US President Donald Trump has suggested that Federal Reserve Chairman Jerome Powell amid the president’s complaints that central banks do not actively cut interest rates.
On Thursday, Trump said Powell’s “end can’t come quickly enough.”
Powell’s term of office will not expire until May 2026. The president has no authority to remove Powell from the central bank.
Trump’s attack on Powell comes after a speech by the Fed chairman at the Chicago economy club on Wednesday. Powell said the Fed will only make decisions about what is best for all Americans.
“This is the only thing we’re trying to do,” Powell said. “We are never influenced by political pressure. People can say whatever they want. That’s fine. That’s not the problem. But we do strictly do things without taking into account political or other unrelated factors.
“Our independence is a matter of law,” continued Powell. “We are not removable except for the cause, and we serve a very long term.
Republican President Broadside comes the day after Powell signaled that the Fed would not change key interest rates, but is asking for “more clarity” about the impact of policy changes in areas such as immigration, taxation, regulation and tariffs.
Powell also reiterated that Trump’s tariffs are likely to raise inflation and slow the economy. The Fed chair proposed that central banks focus on fighting inflation in the wake of tariffs, even if their duties weaken the economy. Powell’s comments helped the stock price fall on Wednesday.
Trump pushes back
In a social media post, Trump pushed Powell back, saying, “Oil prices are falling, groceries (and eggs too!) are falling, and the US is rich in tariffs.”
On the contrary, crude oil prices have risen by 2% over the past two weeks. According to the latest April consumer price index report, grocery prices have actually risen under Trump, with egg prices reaching record highs following the same report last month. Last week, the president falsely claimed that the US brought in $2 billion a day thanks to tariffs. It was 200 Mid Day.
Looking at the European Central Bank (ECB), Trump said Powell should have said, “We should have lowered interest rates like the ECB, but he certainly should cut them down. Powell’s firing will not be quick enough!”

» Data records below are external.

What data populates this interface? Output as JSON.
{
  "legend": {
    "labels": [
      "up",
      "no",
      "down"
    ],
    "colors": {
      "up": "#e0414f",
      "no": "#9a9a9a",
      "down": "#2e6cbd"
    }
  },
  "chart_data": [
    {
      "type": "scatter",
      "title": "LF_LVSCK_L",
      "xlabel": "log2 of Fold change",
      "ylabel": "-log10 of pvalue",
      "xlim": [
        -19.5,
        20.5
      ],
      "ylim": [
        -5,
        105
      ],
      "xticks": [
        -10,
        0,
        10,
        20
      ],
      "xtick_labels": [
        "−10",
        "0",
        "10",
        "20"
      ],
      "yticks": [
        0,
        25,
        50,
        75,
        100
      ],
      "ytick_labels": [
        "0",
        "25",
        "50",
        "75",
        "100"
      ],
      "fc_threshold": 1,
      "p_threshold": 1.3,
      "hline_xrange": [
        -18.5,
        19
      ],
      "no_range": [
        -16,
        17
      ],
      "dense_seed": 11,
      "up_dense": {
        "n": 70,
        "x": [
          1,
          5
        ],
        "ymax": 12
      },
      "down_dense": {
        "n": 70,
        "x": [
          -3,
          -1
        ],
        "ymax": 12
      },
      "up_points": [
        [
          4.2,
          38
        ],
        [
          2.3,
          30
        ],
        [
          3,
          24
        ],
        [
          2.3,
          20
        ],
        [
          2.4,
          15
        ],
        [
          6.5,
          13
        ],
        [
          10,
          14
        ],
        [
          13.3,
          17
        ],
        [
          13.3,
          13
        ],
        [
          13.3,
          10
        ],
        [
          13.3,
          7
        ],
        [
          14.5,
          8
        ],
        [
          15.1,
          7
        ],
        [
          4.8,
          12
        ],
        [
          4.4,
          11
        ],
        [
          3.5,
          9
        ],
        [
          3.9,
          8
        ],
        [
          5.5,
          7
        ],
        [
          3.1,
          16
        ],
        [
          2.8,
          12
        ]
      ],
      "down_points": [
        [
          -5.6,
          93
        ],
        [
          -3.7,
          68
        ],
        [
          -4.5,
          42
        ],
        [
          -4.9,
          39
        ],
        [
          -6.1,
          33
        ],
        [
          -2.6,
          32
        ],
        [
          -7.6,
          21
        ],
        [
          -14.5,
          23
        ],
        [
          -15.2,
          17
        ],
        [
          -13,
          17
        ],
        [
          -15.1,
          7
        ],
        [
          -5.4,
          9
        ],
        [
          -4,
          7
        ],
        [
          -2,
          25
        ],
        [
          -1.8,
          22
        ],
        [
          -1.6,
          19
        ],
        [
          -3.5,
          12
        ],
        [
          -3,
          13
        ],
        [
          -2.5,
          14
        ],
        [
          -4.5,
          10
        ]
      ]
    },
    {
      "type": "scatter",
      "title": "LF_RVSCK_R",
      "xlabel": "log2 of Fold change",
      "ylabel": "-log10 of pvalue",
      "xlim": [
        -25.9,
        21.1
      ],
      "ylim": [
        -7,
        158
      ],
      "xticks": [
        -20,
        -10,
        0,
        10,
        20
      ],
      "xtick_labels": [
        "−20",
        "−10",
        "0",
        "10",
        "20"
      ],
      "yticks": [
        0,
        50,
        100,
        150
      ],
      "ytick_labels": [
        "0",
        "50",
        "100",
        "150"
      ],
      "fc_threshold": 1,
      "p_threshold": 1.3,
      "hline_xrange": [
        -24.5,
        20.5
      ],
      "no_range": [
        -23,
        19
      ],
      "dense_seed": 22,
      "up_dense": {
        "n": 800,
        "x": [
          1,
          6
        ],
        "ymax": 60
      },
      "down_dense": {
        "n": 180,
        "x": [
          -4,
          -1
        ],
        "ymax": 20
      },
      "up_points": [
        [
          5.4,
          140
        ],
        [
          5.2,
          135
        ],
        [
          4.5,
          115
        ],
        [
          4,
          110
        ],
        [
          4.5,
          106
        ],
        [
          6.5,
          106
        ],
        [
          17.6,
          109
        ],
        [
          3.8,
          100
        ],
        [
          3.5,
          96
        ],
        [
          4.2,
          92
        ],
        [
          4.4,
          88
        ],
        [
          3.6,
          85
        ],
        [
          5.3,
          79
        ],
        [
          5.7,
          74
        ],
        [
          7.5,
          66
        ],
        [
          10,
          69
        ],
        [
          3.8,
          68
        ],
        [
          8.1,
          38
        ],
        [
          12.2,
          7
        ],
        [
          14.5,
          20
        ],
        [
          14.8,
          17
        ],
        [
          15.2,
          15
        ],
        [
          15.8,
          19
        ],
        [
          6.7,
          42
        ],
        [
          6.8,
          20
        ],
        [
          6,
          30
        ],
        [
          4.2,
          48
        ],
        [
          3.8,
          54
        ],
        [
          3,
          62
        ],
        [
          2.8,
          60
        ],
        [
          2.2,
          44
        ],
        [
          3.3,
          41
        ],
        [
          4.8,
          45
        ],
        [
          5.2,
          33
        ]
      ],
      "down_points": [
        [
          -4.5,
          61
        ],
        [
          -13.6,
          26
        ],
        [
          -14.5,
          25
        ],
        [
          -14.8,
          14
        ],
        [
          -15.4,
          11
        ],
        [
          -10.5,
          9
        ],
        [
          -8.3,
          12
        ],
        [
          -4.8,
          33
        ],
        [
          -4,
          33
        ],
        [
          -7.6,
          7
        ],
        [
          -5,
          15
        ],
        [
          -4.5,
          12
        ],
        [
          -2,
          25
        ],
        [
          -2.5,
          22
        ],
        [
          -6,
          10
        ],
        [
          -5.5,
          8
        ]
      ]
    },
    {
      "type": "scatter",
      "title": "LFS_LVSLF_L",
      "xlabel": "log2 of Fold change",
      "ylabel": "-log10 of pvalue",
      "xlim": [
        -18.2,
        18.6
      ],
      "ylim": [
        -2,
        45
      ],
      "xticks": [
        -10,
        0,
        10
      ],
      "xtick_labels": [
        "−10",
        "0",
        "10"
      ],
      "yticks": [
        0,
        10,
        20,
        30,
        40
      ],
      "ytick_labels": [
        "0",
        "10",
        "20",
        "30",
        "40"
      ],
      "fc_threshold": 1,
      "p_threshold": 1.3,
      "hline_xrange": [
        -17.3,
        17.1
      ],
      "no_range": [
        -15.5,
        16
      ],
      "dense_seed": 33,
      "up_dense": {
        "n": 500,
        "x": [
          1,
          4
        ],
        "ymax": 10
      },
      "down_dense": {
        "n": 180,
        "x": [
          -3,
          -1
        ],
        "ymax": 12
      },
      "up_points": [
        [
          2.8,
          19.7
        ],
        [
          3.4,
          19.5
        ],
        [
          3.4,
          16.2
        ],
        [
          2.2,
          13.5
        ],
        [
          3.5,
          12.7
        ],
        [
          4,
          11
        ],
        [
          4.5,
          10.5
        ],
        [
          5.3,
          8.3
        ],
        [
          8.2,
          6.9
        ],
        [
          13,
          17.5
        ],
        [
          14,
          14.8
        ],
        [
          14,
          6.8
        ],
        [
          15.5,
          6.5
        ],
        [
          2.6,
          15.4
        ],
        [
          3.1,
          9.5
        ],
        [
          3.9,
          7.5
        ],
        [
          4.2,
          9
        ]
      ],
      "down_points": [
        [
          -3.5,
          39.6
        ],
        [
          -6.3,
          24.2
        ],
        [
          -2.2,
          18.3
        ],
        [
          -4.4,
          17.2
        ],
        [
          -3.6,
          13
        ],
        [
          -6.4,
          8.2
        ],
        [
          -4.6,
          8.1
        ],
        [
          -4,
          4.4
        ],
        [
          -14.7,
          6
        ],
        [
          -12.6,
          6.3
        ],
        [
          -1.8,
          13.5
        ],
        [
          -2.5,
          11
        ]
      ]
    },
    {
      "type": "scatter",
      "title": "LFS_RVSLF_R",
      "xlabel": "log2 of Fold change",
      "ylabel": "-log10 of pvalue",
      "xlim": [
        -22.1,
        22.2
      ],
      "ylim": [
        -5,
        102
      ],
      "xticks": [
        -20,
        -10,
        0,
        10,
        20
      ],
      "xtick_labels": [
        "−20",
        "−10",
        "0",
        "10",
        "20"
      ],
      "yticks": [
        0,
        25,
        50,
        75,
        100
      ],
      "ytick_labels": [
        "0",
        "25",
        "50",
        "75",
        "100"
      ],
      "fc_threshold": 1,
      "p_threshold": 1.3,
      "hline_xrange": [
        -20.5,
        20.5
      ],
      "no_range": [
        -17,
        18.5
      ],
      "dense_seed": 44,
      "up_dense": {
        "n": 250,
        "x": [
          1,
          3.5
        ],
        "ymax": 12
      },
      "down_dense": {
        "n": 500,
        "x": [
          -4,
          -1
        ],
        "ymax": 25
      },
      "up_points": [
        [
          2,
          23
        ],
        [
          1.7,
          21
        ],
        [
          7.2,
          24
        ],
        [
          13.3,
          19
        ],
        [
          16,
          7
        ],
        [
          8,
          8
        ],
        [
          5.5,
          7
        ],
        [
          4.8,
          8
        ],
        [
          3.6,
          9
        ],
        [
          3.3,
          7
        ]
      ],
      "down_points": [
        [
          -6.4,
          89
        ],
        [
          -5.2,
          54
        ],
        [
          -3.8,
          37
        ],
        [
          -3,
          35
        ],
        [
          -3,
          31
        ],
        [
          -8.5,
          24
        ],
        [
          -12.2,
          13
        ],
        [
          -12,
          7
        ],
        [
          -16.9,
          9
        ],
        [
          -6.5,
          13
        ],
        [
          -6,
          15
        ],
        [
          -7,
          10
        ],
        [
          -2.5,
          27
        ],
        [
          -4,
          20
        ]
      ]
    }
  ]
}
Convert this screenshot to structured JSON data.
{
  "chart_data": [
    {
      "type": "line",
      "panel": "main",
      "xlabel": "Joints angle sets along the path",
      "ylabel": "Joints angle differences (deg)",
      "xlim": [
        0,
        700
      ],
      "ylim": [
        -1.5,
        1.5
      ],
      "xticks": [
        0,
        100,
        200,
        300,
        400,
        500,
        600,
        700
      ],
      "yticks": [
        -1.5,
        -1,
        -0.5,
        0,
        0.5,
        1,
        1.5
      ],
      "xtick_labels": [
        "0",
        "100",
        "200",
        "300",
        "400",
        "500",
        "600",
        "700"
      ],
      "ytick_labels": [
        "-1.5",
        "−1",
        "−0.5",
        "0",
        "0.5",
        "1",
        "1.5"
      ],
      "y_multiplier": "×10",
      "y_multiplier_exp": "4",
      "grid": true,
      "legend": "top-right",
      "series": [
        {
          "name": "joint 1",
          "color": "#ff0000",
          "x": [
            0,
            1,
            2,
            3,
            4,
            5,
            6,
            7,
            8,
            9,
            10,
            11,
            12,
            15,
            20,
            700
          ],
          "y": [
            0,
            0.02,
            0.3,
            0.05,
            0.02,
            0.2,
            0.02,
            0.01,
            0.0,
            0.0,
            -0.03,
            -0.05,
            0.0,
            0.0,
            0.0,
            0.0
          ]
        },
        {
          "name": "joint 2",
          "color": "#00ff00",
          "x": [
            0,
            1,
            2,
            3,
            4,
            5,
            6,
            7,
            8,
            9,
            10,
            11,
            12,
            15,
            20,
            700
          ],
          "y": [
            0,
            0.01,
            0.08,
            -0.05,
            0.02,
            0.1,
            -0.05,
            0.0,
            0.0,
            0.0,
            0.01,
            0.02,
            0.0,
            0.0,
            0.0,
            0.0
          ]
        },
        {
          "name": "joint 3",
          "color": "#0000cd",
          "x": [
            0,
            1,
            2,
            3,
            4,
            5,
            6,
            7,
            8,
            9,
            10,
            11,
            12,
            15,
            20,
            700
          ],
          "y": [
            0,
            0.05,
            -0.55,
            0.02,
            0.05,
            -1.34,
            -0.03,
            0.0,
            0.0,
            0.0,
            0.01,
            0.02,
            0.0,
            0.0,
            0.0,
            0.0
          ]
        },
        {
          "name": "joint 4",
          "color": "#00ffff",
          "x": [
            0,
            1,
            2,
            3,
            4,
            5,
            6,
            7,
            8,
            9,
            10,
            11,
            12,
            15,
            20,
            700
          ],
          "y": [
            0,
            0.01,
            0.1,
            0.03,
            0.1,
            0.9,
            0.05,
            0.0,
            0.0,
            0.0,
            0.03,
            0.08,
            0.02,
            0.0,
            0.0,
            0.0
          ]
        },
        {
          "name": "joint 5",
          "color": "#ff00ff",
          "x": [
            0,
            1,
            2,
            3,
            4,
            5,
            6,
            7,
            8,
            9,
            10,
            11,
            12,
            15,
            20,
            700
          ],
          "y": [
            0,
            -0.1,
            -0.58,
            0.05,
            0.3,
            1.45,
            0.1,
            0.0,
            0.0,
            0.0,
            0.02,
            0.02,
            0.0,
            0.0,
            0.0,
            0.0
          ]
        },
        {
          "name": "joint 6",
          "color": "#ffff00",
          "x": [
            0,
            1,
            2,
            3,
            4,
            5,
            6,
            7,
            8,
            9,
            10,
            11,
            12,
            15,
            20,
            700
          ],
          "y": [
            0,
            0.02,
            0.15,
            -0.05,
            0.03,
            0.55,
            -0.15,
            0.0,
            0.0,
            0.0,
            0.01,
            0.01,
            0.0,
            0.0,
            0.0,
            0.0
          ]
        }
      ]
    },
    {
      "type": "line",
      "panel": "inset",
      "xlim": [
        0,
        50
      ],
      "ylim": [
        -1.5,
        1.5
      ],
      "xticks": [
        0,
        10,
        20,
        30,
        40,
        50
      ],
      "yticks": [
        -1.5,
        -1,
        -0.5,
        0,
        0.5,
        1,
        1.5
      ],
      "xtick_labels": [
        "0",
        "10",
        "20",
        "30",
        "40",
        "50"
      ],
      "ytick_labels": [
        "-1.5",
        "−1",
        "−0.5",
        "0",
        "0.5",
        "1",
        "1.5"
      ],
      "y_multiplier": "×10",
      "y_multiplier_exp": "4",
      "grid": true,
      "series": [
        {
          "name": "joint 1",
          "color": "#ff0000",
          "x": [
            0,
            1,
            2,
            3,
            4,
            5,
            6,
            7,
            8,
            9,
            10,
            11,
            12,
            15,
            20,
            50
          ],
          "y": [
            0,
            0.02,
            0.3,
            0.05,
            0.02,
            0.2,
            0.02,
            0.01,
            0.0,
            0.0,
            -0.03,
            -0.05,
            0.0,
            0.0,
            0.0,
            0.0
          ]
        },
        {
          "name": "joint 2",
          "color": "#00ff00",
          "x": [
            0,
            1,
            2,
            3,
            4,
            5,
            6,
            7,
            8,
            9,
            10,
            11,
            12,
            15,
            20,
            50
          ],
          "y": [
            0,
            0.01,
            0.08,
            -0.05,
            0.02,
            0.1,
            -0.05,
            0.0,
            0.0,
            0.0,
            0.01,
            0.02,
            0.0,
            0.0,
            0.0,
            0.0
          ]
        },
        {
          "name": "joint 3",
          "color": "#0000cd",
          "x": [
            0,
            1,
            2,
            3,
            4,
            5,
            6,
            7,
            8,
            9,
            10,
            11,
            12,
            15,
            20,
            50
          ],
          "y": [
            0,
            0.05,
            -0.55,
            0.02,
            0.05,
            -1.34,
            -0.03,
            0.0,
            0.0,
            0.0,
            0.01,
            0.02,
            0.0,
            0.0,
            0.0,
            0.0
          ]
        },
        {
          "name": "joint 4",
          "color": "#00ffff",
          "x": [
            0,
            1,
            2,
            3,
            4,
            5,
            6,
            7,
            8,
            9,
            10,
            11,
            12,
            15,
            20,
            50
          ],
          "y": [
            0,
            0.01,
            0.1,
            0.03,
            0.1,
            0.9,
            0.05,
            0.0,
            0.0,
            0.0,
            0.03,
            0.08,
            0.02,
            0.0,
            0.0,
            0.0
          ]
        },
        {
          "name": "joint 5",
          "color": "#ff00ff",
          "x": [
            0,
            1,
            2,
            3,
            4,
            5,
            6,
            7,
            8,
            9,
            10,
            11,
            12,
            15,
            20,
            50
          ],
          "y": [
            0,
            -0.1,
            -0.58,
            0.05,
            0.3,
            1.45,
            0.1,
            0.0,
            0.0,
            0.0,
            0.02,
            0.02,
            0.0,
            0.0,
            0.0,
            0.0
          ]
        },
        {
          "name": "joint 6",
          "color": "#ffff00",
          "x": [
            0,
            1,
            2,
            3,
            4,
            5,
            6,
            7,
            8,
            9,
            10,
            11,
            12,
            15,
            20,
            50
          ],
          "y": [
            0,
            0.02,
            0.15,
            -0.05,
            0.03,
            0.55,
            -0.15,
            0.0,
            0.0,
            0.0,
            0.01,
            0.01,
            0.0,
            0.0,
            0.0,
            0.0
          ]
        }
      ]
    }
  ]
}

On Thursday, the ECB cut its main interest rate from 2.5% to 2.25%.
Powell was originally appointed by Trump in 2017 and in 2022 he was appointed to another four-year term by former President Joe Biden. At a press conference in November, Powell indicated that he would not resign if Trump asked him to resign.
Trump’s comments come in the background of a Supreme Court lawsuit that allows the president to determine whether he can fire the head of independent agencies such as the Fed.
The incident stems from the firing of Trump officials from two independent agencies. Last week, the Supreme Court had the shots fired while considering the case. This summer, there could be a broader ruling that would allow the president to fire Fed officials, including the chairman.
Powell said the Fed is closely watching the incident, adding that it may not apply to the Fed. Lawyers for the Trump administration argued that by allowing the president to fire two officials, he would not erode the Fed’s independence.
“It’s difficult to exaggerate the outcome at this emphasised moment when President Trump discovered he had the authority to dismiss the head of independent agencies, and did not establish a clear Fed sculpture.” “If you like tariff fiasco in the market, you want a Fed-independent loss of trade.”
Customs mayhem
Powell started Trump’s second season in a relatively safe spot. The low unemployment rate could have led to inflation approaching the Fed’s 2% target, which could have spared the US central bankers from President Vitrio.
But Trump’s aggressive and accidental tariffs pose a recession threat with both higher inflationary pressures and slower growth. This is a tough place for Powell, which is about stabilizing prices and maximizing employment. As the economy weakens due to Trump’s choices, the president appears to be trying to lock Powell’s responsibility down.
Trump has released a tariff rash that has put the US economy and the Fed in increasingly dangerous places.
On April 2, the president announced a 90-day suspension, which deployed aggressive tariff hikes with other countries based on the US trade deficit, causing financial market rebounds, and which charged 10% tariffs to most countries while negotiations progress. But Trump has increased tariff hikes in China to 145%, along with existing tariffs on Canada, Mexico, automobiles, steel and aluminum.
Wall Street banks such as Goldman Sachs have increased the chances of a recession beginning. Consumers are increasingly pessimistic in research into employment outlook, fearing that inflation will intensify if import tax costs are passed. The risks of stagflation – stagnant growth and high inflation – make it difficult for the Fed to respond in the same playbook as the recent recession.
Yale University’s Budget Institute estimated that the increase in inflationary pressure from tariffs equals a loss of $4,900 for the average US household.